Beim zweitägigen informellen Treffen der EU-Außenminister in Prag (30.08.2022 bis 01.09.2022) sprach die deutsche Außenministerin während einer Podiumsdiskussion in die Mikrofone:
Wenn ich den Menschen in der Ukraine das Versprechen gebe: ‚Wir stehen an eurer Seite, solange ihr uns braucht‘, dann werde ich diese Versprechen einhalten. Egal, was die deutschen Wähler denken. Aber ich werde die Menschen in der Ukraine wie versprochen unterstützen.
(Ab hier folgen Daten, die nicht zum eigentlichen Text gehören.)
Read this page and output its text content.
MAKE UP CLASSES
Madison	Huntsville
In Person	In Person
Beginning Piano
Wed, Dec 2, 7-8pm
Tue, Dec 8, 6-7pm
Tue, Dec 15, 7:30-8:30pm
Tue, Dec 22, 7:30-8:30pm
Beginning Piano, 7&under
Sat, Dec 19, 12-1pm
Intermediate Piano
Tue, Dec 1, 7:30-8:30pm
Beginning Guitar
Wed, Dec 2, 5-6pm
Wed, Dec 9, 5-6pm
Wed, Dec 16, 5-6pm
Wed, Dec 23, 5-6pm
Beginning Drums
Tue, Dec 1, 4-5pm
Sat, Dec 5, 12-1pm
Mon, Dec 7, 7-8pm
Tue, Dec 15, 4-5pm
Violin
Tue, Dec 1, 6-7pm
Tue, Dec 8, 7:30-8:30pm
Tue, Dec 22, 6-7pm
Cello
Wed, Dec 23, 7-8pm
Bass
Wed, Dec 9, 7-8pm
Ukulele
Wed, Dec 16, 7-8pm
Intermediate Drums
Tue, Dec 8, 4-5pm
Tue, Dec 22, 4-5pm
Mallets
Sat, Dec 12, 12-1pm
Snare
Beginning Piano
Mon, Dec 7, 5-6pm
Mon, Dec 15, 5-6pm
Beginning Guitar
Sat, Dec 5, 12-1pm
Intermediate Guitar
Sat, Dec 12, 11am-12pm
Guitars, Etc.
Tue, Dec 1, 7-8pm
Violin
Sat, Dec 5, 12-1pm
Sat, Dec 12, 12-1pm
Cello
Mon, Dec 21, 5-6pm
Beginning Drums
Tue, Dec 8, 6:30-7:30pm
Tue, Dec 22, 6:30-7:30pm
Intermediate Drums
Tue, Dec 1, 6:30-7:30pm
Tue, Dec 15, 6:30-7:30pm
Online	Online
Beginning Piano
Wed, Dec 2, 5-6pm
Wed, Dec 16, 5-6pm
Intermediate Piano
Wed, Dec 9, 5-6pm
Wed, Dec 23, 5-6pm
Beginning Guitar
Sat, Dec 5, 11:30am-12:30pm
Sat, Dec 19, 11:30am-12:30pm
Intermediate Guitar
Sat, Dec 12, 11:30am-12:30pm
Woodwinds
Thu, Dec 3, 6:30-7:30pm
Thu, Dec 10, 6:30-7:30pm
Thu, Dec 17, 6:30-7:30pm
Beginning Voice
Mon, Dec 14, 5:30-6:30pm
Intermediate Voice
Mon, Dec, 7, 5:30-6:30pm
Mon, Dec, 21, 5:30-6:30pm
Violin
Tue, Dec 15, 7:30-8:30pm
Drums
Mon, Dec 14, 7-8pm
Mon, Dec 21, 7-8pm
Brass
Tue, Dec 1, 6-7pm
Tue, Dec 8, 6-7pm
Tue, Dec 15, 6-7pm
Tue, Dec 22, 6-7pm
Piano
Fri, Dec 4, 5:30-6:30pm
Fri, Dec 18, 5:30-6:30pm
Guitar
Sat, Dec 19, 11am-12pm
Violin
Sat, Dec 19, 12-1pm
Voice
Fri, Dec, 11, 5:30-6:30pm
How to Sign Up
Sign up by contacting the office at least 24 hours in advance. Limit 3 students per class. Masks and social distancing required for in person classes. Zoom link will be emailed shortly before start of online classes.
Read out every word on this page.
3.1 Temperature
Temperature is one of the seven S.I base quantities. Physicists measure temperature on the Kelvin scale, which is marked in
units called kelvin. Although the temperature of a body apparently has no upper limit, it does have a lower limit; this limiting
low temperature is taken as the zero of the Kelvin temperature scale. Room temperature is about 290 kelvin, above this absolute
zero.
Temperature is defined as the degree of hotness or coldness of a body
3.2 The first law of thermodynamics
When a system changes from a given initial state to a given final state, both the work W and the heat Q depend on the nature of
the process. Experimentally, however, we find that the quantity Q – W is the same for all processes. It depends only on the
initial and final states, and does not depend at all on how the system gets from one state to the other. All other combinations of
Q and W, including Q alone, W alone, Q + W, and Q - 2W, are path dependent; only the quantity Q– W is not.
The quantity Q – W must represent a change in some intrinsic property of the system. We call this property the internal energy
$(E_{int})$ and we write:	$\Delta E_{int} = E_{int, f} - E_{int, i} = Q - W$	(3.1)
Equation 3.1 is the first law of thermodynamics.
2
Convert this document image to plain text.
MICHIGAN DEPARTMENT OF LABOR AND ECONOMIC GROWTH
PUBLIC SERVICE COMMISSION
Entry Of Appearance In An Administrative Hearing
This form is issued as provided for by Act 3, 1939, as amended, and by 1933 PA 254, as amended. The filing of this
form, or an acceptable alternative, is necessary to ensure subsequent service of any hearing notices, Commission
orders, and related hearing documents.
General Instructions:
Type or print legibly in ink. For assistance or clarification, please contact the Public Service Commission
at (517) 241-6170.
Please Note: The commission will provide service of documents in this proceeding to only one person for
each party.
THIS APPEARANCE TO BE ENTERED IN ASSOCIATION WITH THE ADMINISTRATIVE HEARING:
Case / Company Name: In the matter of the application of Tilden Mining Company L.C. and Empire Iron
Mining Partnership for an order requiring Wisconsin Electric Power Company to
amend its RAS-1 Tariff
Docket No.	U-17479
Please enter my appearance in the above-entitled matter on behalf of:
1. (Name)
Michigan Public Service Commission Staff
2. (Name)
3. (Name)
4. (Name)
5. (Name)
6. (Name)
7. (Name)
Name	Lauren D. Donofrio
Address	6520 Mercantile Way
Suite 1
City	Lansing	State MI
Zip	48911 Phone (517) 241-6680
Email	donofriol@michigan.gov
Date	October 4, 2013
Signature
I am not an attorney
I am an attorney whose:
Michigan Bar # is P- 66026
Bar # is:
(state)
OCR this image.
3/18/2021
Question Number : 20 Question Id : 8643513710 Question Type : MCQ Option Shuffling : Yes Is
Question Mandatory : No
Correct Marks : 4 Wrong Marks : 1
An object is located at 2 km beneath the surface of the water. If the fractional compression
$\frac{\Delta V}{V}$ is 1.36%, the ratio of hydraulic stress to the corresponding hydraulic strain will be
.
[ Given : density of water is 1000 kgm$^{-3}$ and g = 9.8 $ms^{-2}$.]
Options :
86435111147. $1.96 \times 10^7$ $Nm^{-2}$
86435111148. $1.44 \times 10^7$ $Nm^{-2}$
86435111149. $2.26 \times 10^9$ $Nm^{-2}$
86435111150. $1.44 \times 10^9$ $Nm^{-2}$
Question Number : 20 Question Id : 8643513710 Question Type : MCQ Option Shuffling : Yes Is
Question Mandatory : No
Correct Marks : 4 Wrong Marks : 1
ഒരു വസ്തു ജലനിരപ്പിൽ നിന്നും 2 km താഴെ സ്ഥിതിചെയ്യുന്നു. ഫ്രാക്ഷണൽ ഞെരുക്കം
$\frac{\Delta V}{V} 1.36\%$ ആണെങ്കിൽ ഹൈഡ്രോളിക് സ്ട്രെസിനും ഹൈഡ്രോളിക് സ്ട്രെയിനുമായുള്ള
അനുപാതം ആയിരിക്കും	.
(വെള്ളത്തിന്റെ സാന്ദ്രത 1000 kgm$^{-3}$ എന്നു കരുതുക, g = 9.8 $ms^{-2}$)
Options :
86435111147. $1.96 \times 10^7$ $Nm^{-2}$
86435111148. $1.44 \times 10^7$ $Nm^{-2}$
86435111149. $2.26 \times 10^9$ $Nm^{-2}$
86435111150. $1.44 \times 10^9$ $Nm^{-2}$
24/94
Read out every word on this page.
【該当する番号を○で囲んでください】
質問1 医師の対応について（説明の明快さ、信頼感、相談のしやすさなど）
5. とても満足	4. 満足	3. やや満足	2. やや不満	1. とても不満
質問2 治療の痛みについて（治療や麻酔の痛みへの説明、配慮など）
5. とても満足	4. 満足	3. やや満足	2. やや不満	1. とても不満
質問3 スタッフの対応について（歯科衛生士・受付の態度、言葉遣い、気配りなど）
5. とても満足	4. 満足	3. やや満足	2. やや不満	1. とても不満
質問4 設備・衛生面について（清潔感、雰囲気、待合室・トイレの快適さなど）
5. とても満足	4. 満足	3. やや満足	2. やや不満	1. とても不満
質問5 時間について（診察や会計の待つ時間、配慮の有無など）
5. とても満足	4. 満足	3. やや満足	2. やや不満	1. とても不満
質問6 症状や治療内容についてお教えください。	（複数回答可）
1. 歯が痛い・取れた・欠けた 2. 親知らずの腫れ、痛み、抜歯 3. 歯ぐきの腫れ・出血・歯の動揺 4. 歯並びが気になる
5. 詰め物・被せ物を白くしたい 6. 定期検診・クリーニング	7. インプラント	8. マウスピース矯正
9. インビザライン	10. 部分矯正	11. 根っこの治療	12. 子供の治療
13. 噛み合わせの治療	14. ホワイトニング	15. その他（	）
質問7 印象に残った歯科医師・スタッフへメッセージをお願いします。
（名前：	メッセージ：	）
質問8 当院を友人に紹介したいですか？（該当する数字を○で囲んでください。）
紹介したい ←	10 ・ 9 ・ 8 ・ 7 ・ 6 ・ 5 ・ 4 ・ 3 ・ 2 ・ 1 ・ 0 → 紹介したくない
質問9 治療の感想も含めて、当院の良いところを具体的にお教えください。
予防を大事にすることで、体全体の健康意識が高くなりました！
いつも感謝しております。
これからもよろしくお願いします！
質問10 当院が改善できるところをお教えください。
Diese Selbstüberschätzung ist extrem entlarvend wie eindeutig, trotz oder gerade wegen der Sprünge vom ich, über das wir zum uns und zurück. Annalena Baerbock verspricht mit einem zweifachen ich. In Haftung nimmt dieses doppelte ich dann uns mit einem plumpen Schlenker zum wir. Unterstützen tut die Ukraine dann vollmundig wieder jenes schon erwähnte ich. Wobei die Rechnung, da muss niemand lange drüber nachdenken, unter Garantie, natürlich dem wir also uns präsentiert wird. Als Zwischengericht gibt es von Baerbock noch Verachtung für deutsche und offensichtlich besonders für grüne Wähler. In Herrenreitermanier werden jene herablassend als die tituliert und was die denken, in die Tonne des Größenwahns getreten. Alles schön und gut. Doch es redet eben nicht Lieschen Müller fatales Zeug daher, sondern die deutsche Außenministerin. Die Folgen von deren fortschreitender Selbstüberschätzung werden sehr viele Menschen noch weit über steigende und wuchernde Lebenshaltungskosten hinaus zu spüren bekommen. Aber jene, die kommende Lasten zu schleppen haben, sind eben nur Wähler, und was die denken, ist bekanntermaßen zumindest Annalena Baerbock egal. Zu fehlenden diplomatischen Kenntnissen kommt noch ein erschreckendes und peinliches Demokratieverständnis.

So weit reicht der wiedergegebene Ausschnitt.